High Stakes

Calling the Shots: Six Healthcare Insights from Dr. Mike Schatzlein

Dr. Mike Schatzlein

In the healthcare game, Dr. Michael Schatzlein is one of those rare professionals who can play almost any position. As an industry thought leader, he brings a particularly unique perspective, having spent his four-decade career as both a cardiothoracic surgeon and senior administrator with leading healthcare organizations across the nonprofit and investor-owned sectors.

Now principal at The Schatzlein Solutions Group, he is a trusted advisor to investors and healthcare companies on acquisitions, population health, joint ventures, interoperability and process improvement. His innovative and frank thinking on healthcare has been shaped by his time as a senior leader at healthcare organizations including Ascension Healthcare, where he served as a health system CEO and oversaw regional health ministries; the Center for Medical Interoperability of which he is chairman; and MissionPoint Health Partners of Tennessee, one of the state’s first Accountable Care Organizations.

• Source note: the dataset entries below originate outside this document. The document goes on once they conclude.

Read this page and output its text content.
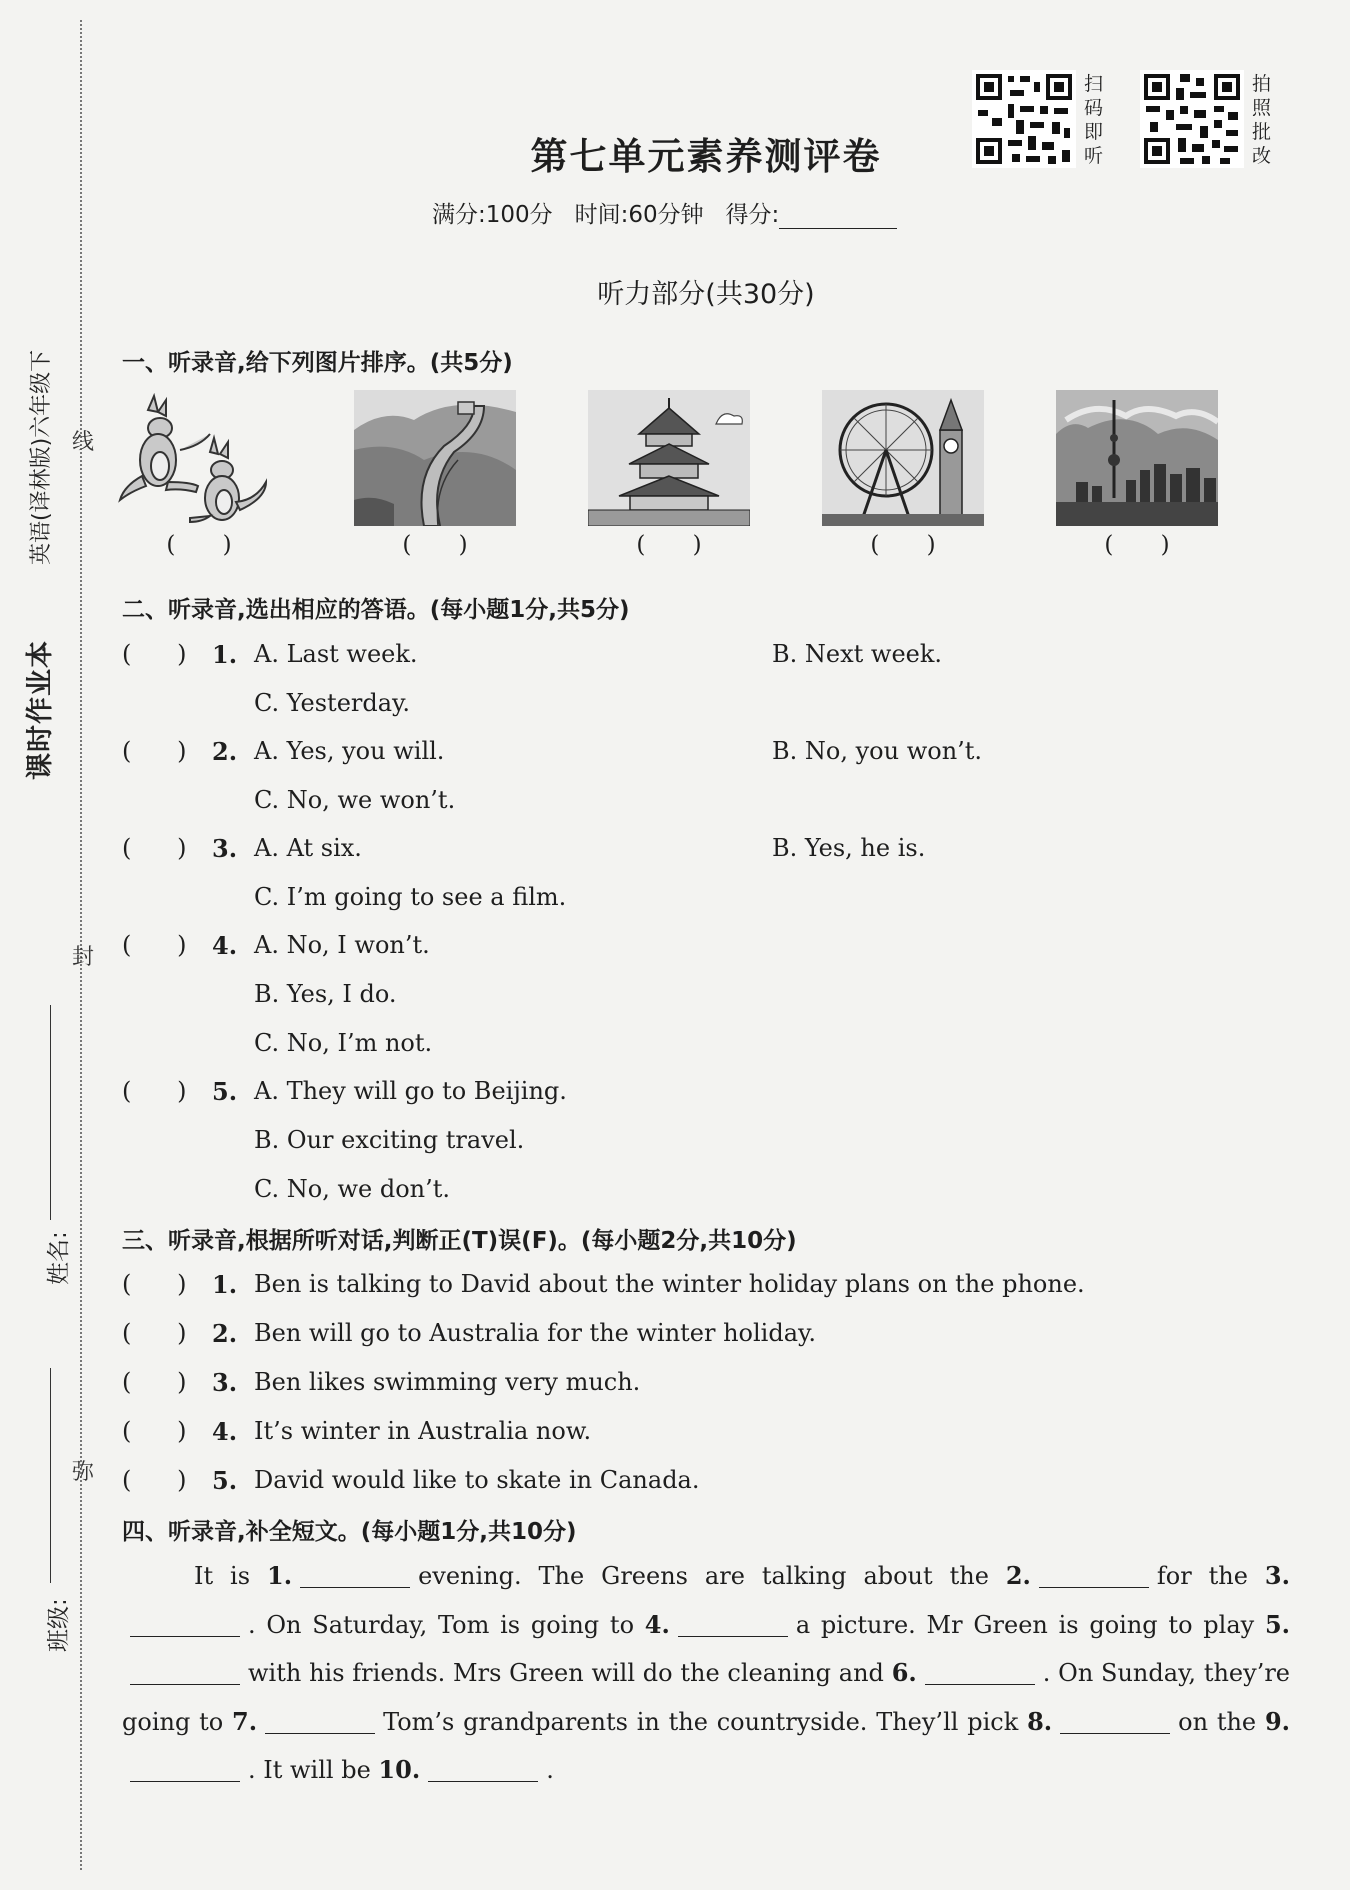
课时作业本
英语(译林版)六年级下 线
封
弥
姓名:
班级:
第七单元素养测评卷
满分:100分 时间:60分钟 得分:
扫
码
即
听
拍
照
批
改
听力部分(共30分)
一、听录音,给下列图片排序。(共5分)
( )	( )	( )	( )	( )
二、听录音,选出相应的答语。(每小题1分,共5分)
(      ) 1. A. Last week.	B. Next week.
C. Yesterday.
(      ) 2. A. Yes, you will.	B. No, you won’t.
C. No, we won’t.
(      ) 3. A. At six.	B. Yes, he is.
C. I’m going to see a film.
(      ) 4. A. No, I won’t.
B. Yes, I do.
C. No, I’m not.
(      ) 5. A. They will go to Beijing.
B. Our exciting travel.
C. No, we don’t.
三、听录音,根据所听对话,判断正(T)误(F)。(每小题2分,共10分)
(      ) 1. Ben is talking to David about the winter holiday plans on the phone.
(      ) 2. Ben will go to Australia for the winter holiday.
(      ) 3. Ben likes swimming very much.
(      ) 4. It’s winter in Australia now.
(      ) 5. David would like to skate in Canada.
四、听录音,补全短文。(每小题1分,共10分)
It is 1.	evening. The Greens are talking about the 2.	for the 3.. On Saturday, Tom is going to 4.	a picture. Mr Green is going to play 5.with his friends. Mrs Green will do the cleaning and 6.	. On Sunday, they’re going to 7.	Tom’s grandparents in the countryside. They’ll pick 8.	on the 9.. It will be 10.	.
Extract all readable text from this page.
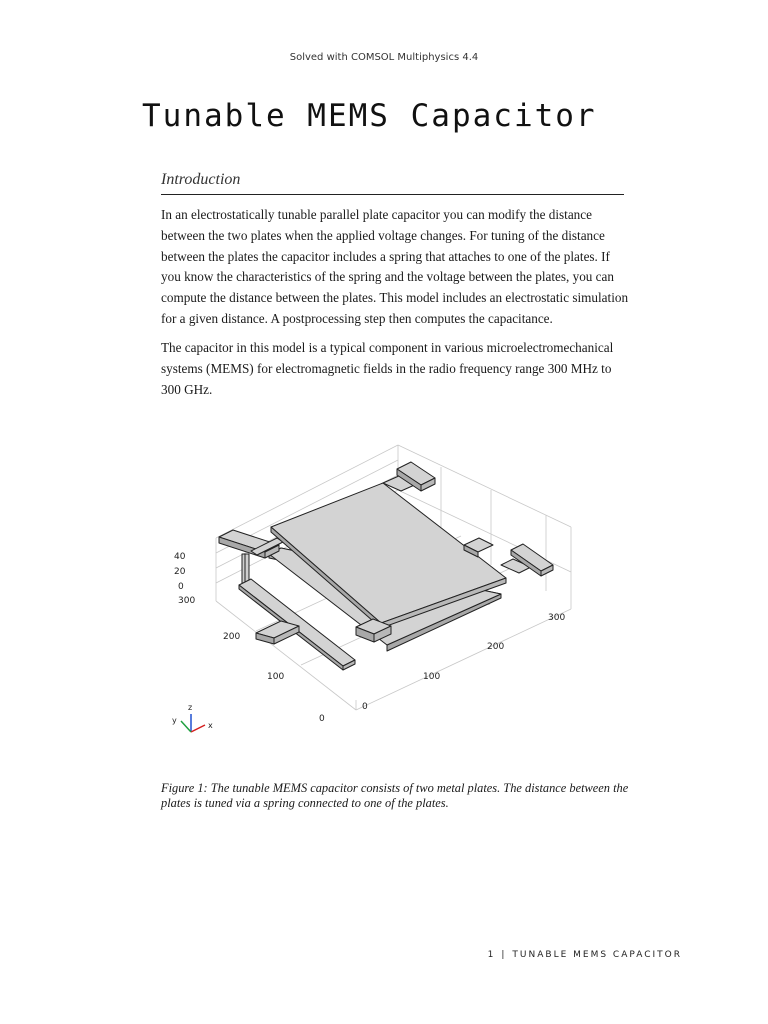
Solved with COMSOL Multiphysics 4.4
Tunable MEMS Capacitor
Introduction

In an electrostatically tunable parallel plate capacitor you can modify the distance between the two plates when the applied voltage changes. For tuning of the distance between the plates the capacitor includes a spring that attaches to one of the plates. If you know the characteristics of the spring and the voltage between the plates, you can compute the distance between the plates. This model includes an electrostatic simulation for a given distance. A postprocessing step then computes the capacitance.

The capacitor in this model is a typical component in various microelectromechanical systems (MEMS) for electromagnetic fields in the radio frequency range 300 MHz to 300 GHz.

40
20
0
300
200
100
0
0
100
200
300
z
y
x

Figure 1: The tunable MEMS capacitor consists of two metal plates. The distance between the plates is tuned via a spring connected to one of the plates.

1 | TUNABLE MEMS CAPACITOR
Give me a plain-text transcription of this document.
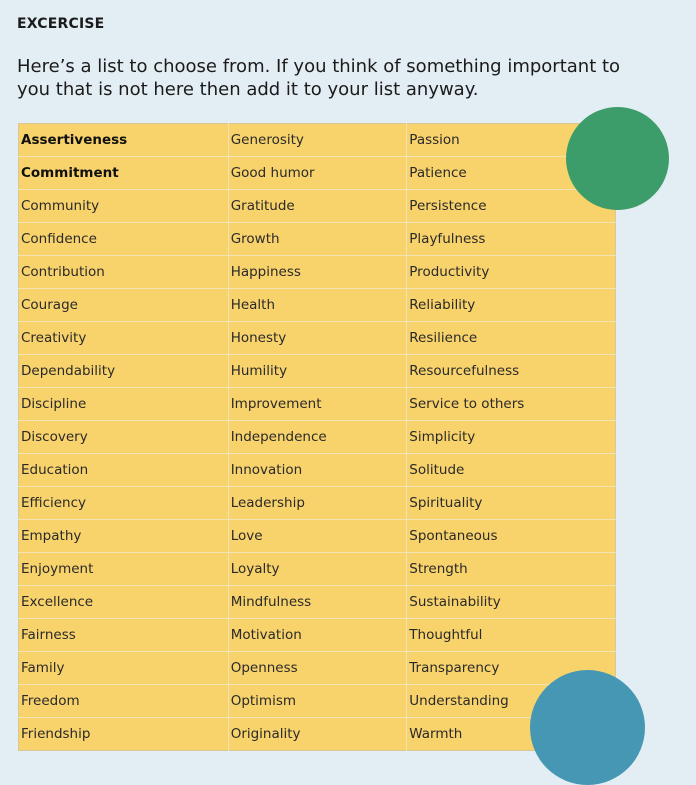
EXCERCISE

Here’s a list to choose from. If you think of something important to you that is not here then add it to your list anyway.

Assertiveness	Generosity	Passion
Commitment	Good humor	Patience
Community	Gratitude	Persistence
Confidence	Growth	Playfulness
Contribution	Happiness	Productivity
Courage	Health	Reliability
Creativity	Honesty	Resilience
Dependability	Humility	Resourcefulness
Discipline	Improvement	Service to others
Discovery	Independence	Simplicity
Education	Innovation	Solitude
Efficiency	Leadership	Spirituality
Empathy	Love	Spontaneous
Enjoyment	Loyalty	Strength
Excellence	Mindfulness	Sustainability
Fairness	Motivation	Thoughtful
Family	Openness	Transparency
Freedom	Optimism	Understanding
Friendship	Originality	Warmth
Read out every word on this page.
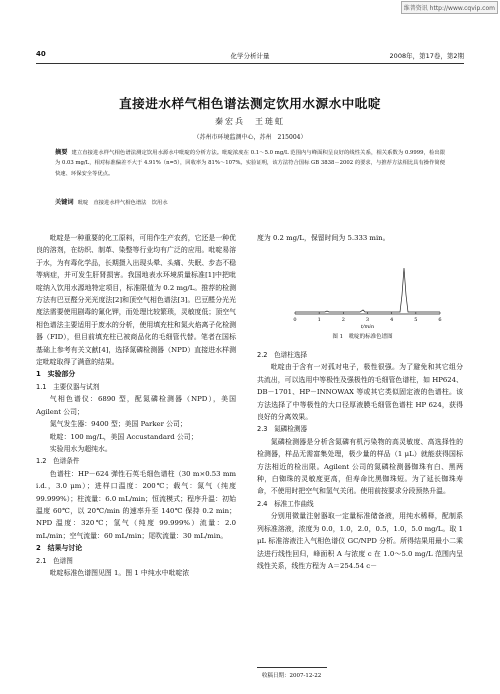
维普资讯 http://www.cqvip.com
40	化学分析计量	2008年，第17卷，第2期
直接进水样气相色谱法测定饮用水源水中吡啶
秦宏兵　王琏虹
（苏州市环境监测中心，苏州　215004）
摘要 建立直接进水样气相色谱法测定饮用水源水中吡啶的分析方法。吡啶浓度在 0.1～5.0 mg/L 范围内与峰面积呈良好的线性关系，相关系数为 0.9999，检出限为 0.03 mg/L，相对标准偏差不大于 4.91%（n=5），回收率为 81%～107%。实验证明，该方法符合国标 GB 3838－2002 的要求，与推荐方法相比具有操作简便快速、环保安全等优点。
关键词 吡啶　直接进水样气相色谱法　饮用水

吡啶是一种重要的化工原料，可用作生产农药，它还是一种优良的溶剂，在纺织、制革、染整等行业均有广泛的应用。吡啶易溶于水，为有毒化学品，长期摄入出现头晕、头痛、失眠、步态不稳等病症，并可发生肝肾损害。我国地表水环境质量标准[1]中把吡啶纳入饮用水源地特定项目，标准限值为 0.2 mg/L。推荐的检测方法有巴豆醛分光光度法[2]和顶空气相色谱法[3]。巴豆醛分光光度法需要使用剧毒的氰化钾，而处理比较繁琐，灵敏度低；顶空气相色谱法主要适用于废水的分析，使用填充柱和氮火焰离子化检测器（FID），但目前填充柱已被商品化的毛细管代替。笔者在国标基础上参考有关文献[4]，选择氮磷检测器（NPD）直接进水样测定吡啶取得了满意的结果。

1　实验部分

1.1　主要仪器与试剂

气相色谱仪：6890 型，配氮磷检测器（NPD），美国 Agilent 公司；

氮气发生器：9400 型；美国 Parker 公司；

吡啶：100 mg/L，美国 Accustandard 公司；

实验用水为超纯水。

1.2　色谱条件

色谱柱：HP－624 弹性石英毛细色谱柱（30 m×0.53 mm i.d.，3.0 μm）；进样口温度：200℃；载气：氮气（纯度 99.999%）；柱流量：6.0 mL/min；恒流模式；程序升温：初始温度 60℃，以 20℃/min 的速率升至 140℃ 保持 0.2 min；NPD 温度：320℃；氢气（纯度 99.999%）流量：2.0 mL/min；空气流量：60 mL/min；尾吹流量：30 mL/min。

2　结果与讨论

2.1　色谱图

吡啶标准色谱图见图 1。图 1 中纯水中吡啶浓

度为 0.2 mg/L，保留时间为 5.333 min。

0	1	2	3	4	5	6
t/min
图 1　吡啶的标准色谱图

2.2　色谱柱选择

吡啶由于含有一对孤对电子，极性很强。为了避免和其它组分共流出，可以选用中等极性及强极性的毛细管色谱柱，如 HP624、DB－1701、HP－INNOWAX 等或其它类似固定液的色谱柱。该方法选择了中等极性的大口径厚液膜毛细管色谱柱 HP 624，获得良好的分离效果。

2.3　氮磷检测器

氮磷检测器是分析含氮磷有机污染物的高灵敏度、高选择性的检测器，样品无需富集处理，极少量的样品（1 μL）就能获得国标方法相近的检出限。Agilent 公司的氮磷检测器铷珠有白、黑两种，白铷珠的灵敏度更高，但寿命比黑铷珠短。为了延长铷珠寿命，不使用时把空气和氢气关闭。使用前按要求分段预热升温。

2.4　标准工作曲线

分别用微量注射器取一定量标准储备液，用纯水稀释，配制系列标准溶液，浓度为 0.0，1.0，2.0，0.5，1.0，5.0 mg/L。取 1 μL 标准溶液注入气相色谱仪 GC/NPD 分析。所得结果用最小二乘法进行线性回归，峰面积 A 与浓度 c 在 1.0～5.0 mg/L 范围内呈线性关系，线性方程为 A＝254.54 c－

收稿日期：2007-12-22
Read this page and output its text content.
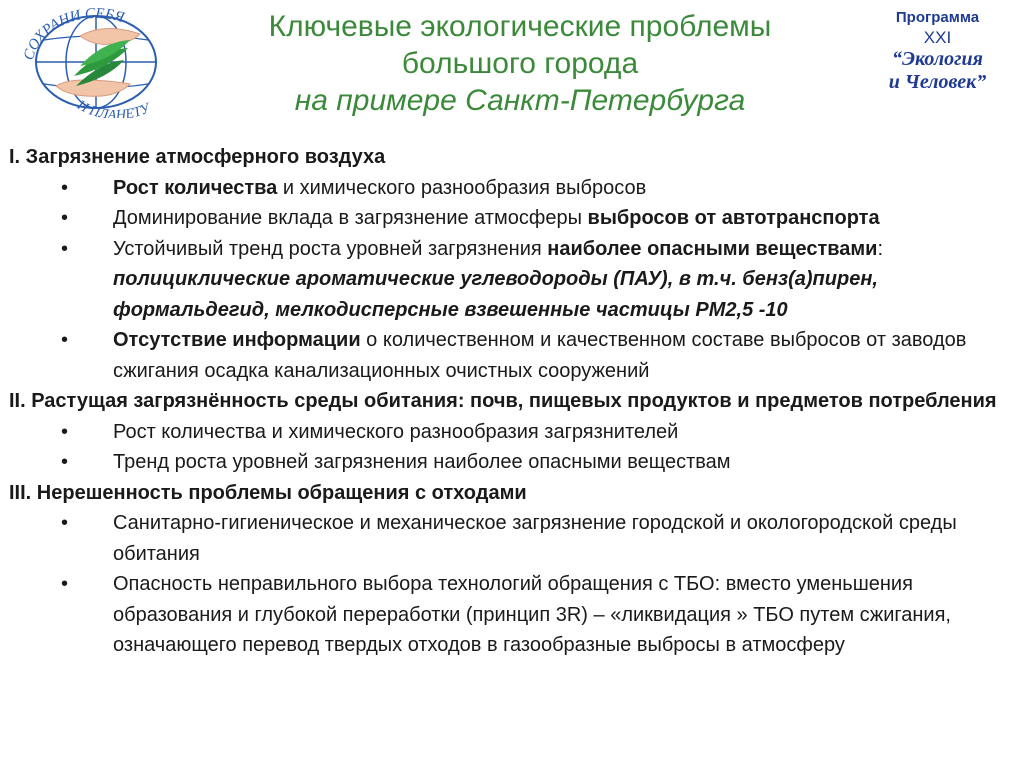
СОХРАНИ СЕБЯ
И ПЛАНЕТУ
Ключевые экологические проблемы
большого города
на примере Санкт-Петербурга
Программа
XXI
“Экология
и Человек”
I. Загрязнение атмосферного воздуха
• Рост количества и химического разнообразия выбросов
• Доминирование вклада в загрязнение атмосферы выбросов от автотранспорта
• Устойчивый тренд роста уровней загрязнения наиболее опасными веществами: полициклические ароматические углеводороды (ПАУ), в т.ч. бенз(а)пирен, формальдегид, мелкодисперсные взвешенные частицы РМ2,5 -10
• Отсутствие информации о количественном и качественном составе выбросов от заводов сжигания осадка канализационных очистных сооружений
II. Растущая загрязнённость среды обитания: почв, пищевых продуктов и предметов потребления
• Рост количества и химического разнообразия загрязнителей
• Тренд роста уровней загрязнения наиболее опасными веществам
III. Нерешенность проблемы обращения с отходами
• Санитарно-гигиеническое и механическое загрязнение городской и окологородской среды обитания
• Опасность неправильного выбора технологий обращения с ТБО: вместо уменьшения образования и глубокой переработки (принцип 3R) – «ликвидация » ТБО путем сжигания, означающего перевод твердых отходов в газообразные выбросы в атмосферу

We sat down with him recently and are happy to share some of his observations:

  1. The sky is always falling, but it rarely does. Healthcare is rife with uncertainty; there are no two ways about it. But there’s also a propensity within the industry for unnecessary handwringing. In part, due to the collective inefficiency of the industry, there has historically always been fat to trim — which has a stabilizing effect on margins, regardless of reimbursement rates. That’s not to say there aren’t major, needed changes on the horizon. But the sky isn’t in danger of falling.
  2. Part of why our system is so challenged is that it was never designed as a “system”. The view that the American healthcare system is broken mistakenly assumes that there is a “system” to malfunction. As healthcare in America has grown, its disjointed nature has given rise to many of the foundational problems it faces today. Issues of, say, interoperability are born of the absence of a system. Increasing systemization moves American healthcare in a positive direction.
  3. A pure retail market for healthcare won’t work for anyone other than the very young. Amid all the talk of shopping for care, it’s easy to forget that many consumers know precious little about which care protocol is best. A pure retail model breaks down for patients as soon as they develop their first chronic condition. Americans tend to want the biggest and best care – and they want it now. Faced with a choice of complete symptom relief by taking an inexpensive pill for the rest of their life or surgery with a two percent probability of death, many Americans will opt for the surgery.
  4. We have normalized the over-utilization of healthcare through advertising, etc. Case in point: Medications designed to treat opioid-induced constipation. Amid an ongoing crisis of opioid abuse and over-prescription, are ubiquitous television ads for medications to ease the ill effects of long-term dependence.
  5. Going forward, hospitals and health systems need to move toward being responsible for populations. That means managing care across the continuum. Addressing issues before they become complex and expensive is the best way to drive down costs while also increasing quality.
  6. Medicaid expansion won’t drive healthier populations, but it’s a necessary step for scale. By growing the population base through Medicaid expansion, states will be better able to leverage block grants to address the population health and costs within their own communities.